Com o esporte e principalmente com o futebol funciona da mesma maneira. Neymar não é Neymar, e sim o novo Pelé. Messi é o Maradona versão careta. O Barcelona é o Brasil de 82 ou a Laranja Mecânica de 74 e 78. Tudo parece que já foi visto antes. Como a reprise de uma novela antiga ou uma peça de teatro que nunca sai de cartaz.

Pensar assim é ilusão. Sinto em informar aos saudosistas de plantão que tudo que mencionei antes é atual. Faz parte da história que ainda está sendo escrita. Messi tem apenas vinte e quatro anos, Neymar dezenove. O Barcelona está no auge. A única relação com o passado é porque cada jogador ou técnico tem suas referências e influências. Mesmo assim, o foco no futuro nunca se perde. Justamente por isso o Barcelona está muito além de qualquer outro time do mundo. Olha pra frente sem perder as referências que considera importantes.

Quem parou no tempo mesmo foi o Brasil. O jogo de ontem mostrou perfeitamente isso, com o Santos apenas assistindo à aula do time espanhol. O futebol mudou faz tempo, muito antes de Neymar e Messi. Jogadores se tornaram atletas, correndo como loucos em volta da bola. O futebol arte e técnico ficaram sem espaço. O Brasil aceitou calado e se adaptou do jeito que pôde. Perdeu seu encanto. Desistiu de dar espetáculo. Não quer mais os craques. Se contenta com a vitória com cara de derrota.
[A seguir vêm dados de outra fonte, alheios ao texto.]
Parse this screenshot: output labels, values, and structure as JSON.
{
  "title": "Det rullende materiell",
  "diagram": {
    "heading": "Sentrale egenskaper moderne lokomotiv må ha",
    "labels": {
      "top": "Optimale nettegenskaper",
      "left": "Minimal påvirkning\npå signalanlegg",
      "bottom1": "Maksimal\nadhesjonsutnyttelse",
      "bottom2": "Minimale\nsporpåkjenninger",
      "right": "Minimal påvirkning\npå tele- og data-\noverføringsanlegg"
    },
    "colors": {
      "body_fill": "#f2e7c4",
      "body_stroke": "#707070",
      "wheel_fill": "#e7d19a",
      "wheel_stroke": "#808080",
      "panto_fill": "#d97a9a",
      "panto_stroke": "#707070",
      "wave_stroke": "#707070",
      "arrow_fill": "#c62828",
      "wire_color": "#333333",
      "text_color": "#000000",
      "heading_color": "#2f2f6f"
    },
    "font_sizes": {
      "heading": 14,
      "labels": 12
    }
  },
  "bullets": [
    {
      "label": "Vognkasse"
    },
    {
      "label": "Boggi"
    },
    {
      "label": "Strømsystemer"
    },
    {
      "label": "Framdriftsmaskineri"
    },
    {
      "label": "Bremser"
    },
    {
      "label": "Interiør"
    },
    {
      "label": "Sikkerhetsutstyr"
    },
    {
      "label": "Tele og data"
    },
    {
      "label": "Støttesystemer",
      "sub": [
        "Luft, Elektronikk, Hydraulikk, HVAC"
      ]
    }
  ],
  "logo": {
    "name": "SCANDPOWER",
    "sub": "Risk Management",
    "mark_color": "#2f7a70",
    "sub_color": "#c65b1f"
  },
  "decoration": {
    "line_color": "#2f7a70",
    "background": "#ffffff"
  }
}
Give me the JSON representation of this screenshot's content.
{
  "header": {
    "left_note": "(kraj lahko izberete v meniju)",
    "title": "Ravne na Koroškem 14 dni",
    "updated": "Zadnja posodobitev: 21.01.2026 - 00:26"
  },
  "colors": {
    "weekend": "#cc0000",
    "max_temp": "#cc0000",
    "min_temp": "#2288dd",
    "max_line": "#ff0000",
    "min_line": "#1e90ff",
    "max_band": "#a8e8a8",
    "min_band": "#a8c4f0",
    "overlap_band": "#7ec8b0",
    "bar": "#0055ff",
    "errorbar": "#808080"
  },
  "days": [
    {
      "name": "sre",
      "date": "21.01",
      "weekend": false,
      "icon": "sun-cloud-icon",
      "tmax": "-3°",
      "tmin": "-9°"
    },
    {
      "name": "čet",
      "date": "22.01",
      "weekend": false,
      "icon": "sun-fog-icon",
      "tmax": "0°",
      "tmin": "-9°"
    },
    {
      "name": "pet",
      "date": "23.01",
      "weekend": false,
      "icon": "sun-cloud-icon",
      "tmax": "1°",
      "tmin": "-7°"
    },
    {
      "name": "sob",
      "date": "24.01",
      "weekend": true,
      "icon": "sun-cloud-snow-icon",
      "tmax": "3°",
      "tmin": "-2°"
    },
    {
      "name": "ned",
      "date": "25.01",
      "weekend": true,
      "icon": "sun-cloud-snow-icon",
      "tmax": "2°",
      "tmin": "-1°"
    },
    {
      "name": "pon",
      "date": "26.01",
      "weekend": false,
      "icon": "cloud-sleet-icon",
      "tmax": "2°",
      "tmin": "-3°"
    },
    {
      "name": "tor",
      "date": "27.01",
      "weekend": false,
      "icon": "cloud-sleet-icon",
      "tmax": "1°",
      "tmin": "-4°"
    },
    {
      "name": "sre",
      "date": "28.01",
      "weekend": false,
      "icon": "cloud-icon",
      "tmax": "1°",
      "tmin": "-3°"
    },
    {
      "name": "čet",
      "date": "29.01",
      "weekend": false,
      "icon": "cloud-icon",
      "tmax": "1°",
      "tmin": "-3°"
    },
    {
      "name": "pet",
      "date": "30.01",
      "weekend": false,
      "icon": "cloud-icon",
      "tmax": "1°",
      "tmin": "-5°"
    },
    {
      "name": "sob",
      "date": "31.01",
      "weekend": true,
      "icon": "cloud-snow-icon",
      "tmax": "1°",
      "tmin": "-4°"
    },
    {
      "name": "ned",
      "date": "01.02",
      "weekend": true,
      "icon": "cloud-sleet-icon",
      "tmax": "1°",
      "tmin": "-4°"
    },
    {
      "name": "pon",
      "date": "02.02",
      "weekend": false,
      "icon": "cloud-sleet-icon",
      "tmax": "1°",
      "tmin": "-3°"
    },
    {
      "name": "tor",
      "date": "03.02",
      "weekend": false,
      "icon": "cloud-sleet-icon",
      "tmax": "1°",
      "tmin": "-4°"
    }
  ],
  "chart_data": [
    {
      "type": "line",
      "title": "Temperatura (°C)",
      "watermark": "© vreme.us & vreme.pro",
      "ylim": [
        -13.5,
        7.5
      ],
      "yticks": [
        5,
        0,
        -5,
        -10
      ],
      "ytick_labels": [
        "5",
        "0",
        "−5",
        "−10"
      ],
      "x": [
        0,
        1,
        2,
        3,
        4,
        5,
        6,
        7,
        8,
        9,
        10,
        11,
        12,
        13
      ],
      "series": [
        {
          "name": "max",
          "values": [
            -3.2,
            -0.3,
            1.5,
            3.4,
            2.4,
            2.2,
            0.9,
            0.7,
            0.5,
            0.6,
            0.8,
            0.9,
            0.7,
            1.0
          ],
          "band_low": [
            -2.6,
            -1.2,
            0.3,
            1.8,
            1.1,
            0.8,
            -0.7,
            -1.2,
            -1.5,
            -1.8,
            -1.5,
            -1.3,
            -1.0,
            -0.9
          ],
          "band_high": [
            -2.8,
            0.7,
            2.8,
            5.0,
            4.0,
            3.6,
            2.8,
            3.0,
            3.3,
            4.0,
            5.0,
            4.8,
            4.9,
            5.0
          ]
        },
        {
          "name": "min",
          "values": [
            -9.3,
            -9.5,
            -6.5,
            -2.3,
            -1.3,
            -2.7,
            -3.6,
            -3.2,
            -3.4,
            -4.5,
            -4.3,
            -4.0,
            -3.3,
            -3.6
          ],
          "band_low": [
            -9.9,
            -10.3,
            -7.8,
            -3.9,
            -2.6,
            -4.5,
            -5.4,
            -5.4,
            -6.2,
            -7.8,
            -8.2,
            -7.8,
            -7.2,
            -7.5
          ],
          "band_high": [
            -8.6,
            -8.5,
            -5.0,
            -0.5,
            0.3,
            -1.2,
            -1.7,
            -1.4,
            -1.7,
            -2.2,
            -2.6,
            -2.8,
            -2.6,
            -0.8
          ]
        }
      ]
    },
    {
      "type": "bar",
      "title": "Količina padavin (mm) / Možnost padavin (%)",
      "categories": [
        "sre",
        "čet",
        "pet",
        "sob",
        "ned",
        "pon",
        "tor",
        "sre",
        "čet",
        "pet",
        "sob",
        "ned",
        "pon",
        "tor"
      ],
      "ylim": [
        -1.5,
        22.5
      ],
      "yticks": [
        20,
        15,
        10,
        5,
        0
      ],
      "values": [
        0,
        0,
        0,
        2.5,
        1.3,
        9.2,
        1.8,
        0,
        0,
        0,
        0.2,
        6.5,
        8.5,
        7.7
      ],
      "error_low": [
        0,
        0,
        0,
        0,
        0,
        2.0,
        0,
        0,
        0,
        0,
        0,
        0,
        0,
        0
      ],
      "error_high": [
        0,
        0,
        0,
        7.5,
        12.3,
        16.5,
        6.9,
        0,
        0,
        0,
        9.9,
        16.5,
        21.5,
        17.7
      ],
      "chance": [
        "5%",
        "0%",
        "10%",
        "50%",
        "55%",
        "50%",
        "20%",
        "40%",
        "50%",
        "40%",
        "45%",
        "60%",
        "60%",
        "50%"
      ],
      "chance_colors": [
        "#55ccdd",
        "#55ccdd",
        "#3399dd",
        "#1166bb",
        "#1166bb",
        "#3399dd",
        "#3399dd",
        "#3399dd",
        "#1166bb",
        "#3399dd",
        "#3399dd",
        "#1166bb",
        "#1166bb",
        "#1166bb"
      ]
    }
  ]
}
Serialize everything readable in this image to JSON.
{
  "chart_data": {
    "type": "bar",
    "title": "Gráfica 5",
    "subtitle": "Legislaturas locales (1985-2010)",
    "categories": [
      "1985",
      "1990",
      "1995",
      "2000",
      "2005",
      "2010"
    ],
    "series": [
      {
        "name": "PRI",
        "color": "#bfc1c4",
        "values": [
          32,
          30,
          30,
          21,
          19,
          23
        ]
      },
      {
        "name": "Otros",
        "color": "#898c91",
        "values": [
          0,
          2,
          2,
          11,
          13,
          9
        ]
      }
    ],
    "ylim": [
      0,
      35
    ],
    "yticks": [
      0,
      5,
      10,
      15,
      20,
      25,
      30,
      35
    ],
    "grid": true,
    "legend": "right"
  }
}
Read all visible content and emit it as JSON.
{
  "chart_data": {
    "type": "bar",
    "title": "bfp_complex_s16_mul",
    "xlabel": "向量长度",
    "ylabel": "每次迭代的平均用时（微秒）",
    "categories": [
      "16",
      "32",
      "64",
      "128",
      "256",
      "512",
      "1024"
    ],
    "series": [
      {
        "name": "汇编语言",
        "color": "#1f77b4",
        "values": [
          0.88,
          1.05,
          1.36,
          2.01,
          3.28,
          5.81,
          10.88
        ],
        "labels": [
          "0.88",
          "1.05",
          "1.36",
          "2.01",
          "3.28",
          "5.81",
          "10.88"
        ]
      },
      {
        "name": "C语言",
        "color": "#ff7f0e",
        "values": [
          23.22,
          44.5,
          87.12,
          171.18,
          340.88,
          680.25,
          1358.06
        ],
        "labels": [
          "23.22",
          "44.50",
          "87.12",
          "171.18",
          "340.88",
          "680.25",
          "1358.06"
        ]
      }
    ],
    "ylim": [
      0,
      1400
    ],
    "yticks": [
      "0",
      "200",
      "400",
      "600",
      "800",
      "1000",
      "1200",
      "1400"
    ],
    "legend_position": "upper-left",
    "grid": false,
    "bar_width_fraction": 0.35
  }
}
Dos times atuais, apenas o Barcelona teve a ousadia de tentar criar algo novo. Conseguiu. Dá show, vence, conquista títulos e humilha grande parte dos adversários. Apesar disso, alguns estudiosos da bola insistem em dizer que o que se vê ali é só a repetição do que o Santos de Pelé já fazia. Para eles, não se trata de invenção ou transformação, é cópia mesmo. Mas como, se o futebol mudou tanto de Pelé a Messi? Não faz o menor sentido.

Como definiu perfeitamente o colega e amigo Daniel Espinosa: a história nos ensina que os reis não são eternos, apenas deixam suas marcas na história. E sempre há um herdeiro para a coroa. Neymar é Neymar. Messi é Messi. Pelé é Pelé. Além disso, temos que aceitar de uma vez: nessa história, o Brasil foi quem ficou pra trás. Como aquela seleção de 1950.